Titel: Biram's Sicherheitslampe.
Autor: Anonymus
Fundstelle: 1847, Band 105, Nr. LXXXII. (S. 334–335)
URL: http://dingler.culture.hu-berlin.de/article/pj105/ar105082

LXXXII.  Biram's verbesserte Sicherheitslampe.

Aus dem Mechanics' Magazine, Mai 1847, S. 449.

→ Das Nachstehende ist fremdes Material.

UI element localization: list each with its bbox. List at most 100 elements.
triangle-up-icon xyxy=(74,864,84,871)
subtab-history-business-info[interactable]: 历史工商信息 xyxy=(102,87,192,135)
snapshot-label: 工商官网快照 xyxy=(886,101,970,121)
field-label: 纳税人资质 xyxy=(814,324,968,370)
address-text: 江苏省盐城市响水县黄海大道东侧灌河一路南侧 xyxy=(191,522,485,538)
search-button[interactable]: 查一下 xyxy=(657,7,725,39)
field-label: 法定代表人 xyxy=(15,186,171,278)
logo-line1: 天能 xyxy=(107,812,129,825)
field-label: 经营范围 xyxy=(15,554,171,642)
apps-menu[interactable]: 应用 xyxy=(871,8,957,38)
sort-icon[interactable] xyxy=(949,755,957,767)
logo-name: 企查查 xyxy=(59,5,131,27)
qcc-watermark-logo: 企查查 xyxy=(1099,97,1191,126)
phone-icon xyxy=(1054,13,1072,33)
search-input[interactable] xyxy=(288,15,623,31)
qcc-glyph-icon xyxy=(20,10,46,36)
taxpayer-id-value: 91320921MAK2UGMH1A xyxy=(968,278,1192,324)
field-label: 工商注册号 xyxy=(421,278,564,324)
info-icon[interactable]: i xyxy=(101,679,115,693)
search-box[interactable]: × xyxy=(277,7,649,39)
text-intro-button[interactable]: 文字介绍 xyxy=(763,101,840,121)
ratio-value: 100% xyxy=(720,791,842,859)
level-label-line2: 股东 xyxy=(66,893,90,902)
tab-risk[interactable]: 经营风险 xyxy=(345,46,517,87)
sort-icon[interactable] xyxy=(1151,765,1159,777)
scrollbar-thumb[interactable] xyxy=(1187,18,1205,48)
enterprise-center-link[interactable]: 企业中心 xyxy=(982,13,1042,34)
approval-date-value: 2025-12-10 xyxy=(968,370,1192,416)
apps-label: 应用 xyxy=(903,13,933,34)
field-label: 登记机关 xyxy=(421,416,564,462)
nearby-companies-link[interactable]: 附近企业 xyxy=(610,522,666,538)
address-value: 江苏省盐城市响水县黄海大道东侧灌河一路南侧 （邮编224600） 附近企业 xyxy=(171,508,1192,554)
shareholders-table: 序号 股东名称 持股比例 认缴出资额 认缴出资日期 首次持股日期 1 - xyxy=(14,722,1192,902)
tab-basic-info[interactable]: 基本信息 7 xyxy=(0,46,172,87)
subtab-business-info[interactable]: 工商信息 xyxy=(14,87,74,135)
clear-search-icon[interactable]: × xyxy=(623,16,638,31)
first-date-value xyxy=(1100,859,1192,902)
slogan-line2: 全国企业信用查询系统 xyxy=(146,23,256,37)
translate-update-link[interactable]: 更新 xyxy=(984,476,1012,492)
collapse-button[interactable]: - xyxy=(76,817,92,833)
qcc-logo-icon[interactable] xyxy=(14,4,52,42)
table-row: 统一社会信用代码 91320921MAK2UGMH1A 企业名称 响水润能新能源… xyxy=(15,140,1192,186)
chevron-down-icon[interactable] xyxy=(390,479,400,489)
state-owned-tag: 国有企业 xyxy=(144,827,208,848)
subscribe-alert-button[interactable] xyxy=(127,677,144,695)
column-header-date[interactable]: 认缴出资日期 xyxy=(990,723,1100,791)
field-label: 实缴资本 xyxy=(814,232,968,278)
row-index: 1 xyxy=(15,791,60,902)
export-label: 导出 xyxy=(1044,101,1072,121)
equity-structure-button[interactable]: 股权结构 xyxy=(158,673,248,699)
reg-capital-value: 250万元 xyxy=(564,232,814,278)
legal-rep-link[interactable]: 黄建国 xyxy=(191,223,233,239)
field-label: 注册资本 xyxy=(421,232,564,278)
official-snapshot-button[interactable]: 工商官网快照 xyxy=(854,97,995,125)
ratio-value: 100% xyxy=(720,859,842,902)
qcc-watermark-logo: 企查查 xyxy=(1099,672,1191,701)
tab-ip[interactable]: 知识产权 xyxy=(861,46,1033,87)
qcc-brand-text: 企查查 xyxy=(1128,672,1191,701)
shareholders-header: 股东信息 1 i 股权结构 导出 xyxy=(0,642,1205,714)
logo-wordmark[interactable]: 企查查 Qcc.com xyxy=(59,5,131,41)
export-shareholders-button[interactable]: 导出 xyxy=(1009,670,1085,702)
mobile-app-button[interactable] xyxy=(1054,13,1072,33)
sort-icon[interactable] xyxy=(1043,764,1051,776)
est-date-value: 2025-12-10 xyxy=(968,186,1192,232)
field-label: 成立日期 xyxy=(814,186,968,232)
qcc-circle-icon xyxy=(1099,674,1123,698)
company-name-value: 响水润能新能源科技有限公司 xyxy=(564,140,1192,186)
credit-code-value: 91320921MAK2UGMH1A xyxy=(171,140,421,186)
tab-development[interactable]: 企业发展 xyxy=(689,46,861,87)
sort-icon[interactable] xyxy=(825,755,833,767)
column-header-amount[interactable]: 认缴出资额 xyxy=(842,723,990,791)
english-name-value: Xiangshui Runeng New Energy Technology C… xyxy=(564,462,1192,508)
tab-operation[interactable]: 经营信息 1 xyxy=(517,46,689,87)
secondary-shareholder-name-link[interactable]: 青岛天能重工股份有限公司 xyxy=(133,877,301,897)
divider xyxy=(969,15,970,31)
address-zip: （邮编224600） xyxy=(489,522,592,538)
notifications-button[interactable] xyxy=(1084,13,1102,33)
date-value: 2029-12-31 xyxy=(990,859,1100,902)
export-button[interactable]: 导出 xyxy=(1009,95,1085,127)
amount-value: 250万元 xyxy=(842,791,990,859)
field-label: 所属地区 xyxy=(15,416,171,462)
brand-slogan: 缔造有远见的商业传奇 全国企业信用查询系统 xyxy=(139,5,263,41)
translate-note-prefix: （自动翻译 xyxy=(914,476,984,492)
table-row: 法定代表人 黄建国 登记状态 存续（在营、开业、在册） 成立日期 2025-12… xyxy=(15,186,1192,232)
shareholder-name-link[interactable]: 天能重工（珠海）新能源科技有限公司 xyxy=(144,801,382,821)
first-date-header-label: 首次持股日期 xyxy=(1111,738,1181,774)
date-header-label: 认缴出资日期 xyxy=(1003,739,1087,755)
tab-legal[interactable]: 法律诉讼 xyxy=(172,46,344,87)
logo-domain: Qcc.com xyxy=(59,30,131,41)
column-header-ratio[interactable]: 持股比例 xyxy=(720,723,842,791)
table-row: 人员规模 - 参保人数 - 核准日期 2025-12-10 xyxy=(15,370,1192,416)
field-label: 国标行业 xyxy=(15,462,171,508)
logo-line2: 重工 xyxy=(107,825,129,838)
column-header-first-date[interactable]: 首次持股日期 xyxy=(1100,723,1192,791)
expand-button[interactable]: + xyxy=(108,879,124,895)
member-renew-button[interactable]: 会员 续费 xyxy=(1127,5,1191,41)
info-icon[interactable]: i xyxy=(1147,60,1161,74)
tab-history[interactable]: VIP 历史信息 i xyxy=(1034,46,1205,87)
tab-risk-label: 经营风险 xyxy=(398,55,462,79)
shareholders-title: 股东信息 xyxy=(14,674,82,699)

Mit Abbildungen auf Tab. V.

Die Unvollkommenheiten der Davy'schen Sicherheitslampe sind hinreichend bekannt. Je unreiner und explosiver die Luft ist, desto größer ist die Gefahr, daß das Drahtgewebe rothglühend wird und den darauf abgelagerten Kohlenstaub entzündet, oder daß einige Drähte brechen, in welchen Fällen alsdann eine Explosion unausbleiblich ist. Wenn die Lampe einem starken Luftzuge ausgesetzt ist, ein sehr gewöhnlicher Fall, so wird die Flamme leicht durch die Drahtmaschen in die umgebende Luft geweht, welche dann, wenn sie in die Kategorie der schlagenden Wetter gehört, augenblicklich explodirt. Es sind schon Explosionen lediglich dadurch veranlaßt worden, daß der Bergmann seine Lampe etwas rasch schwenkte, wenn er durch die ihn umgebende Finsterniß zu dringen suchte.

In der Absicht diesen Mängeln abzuhelfen, hat Hr. Biram die Fig. 35 im senkrechten Durchschnitte und Fig. 35 im Grundrisse dargestellte Lampe construirt.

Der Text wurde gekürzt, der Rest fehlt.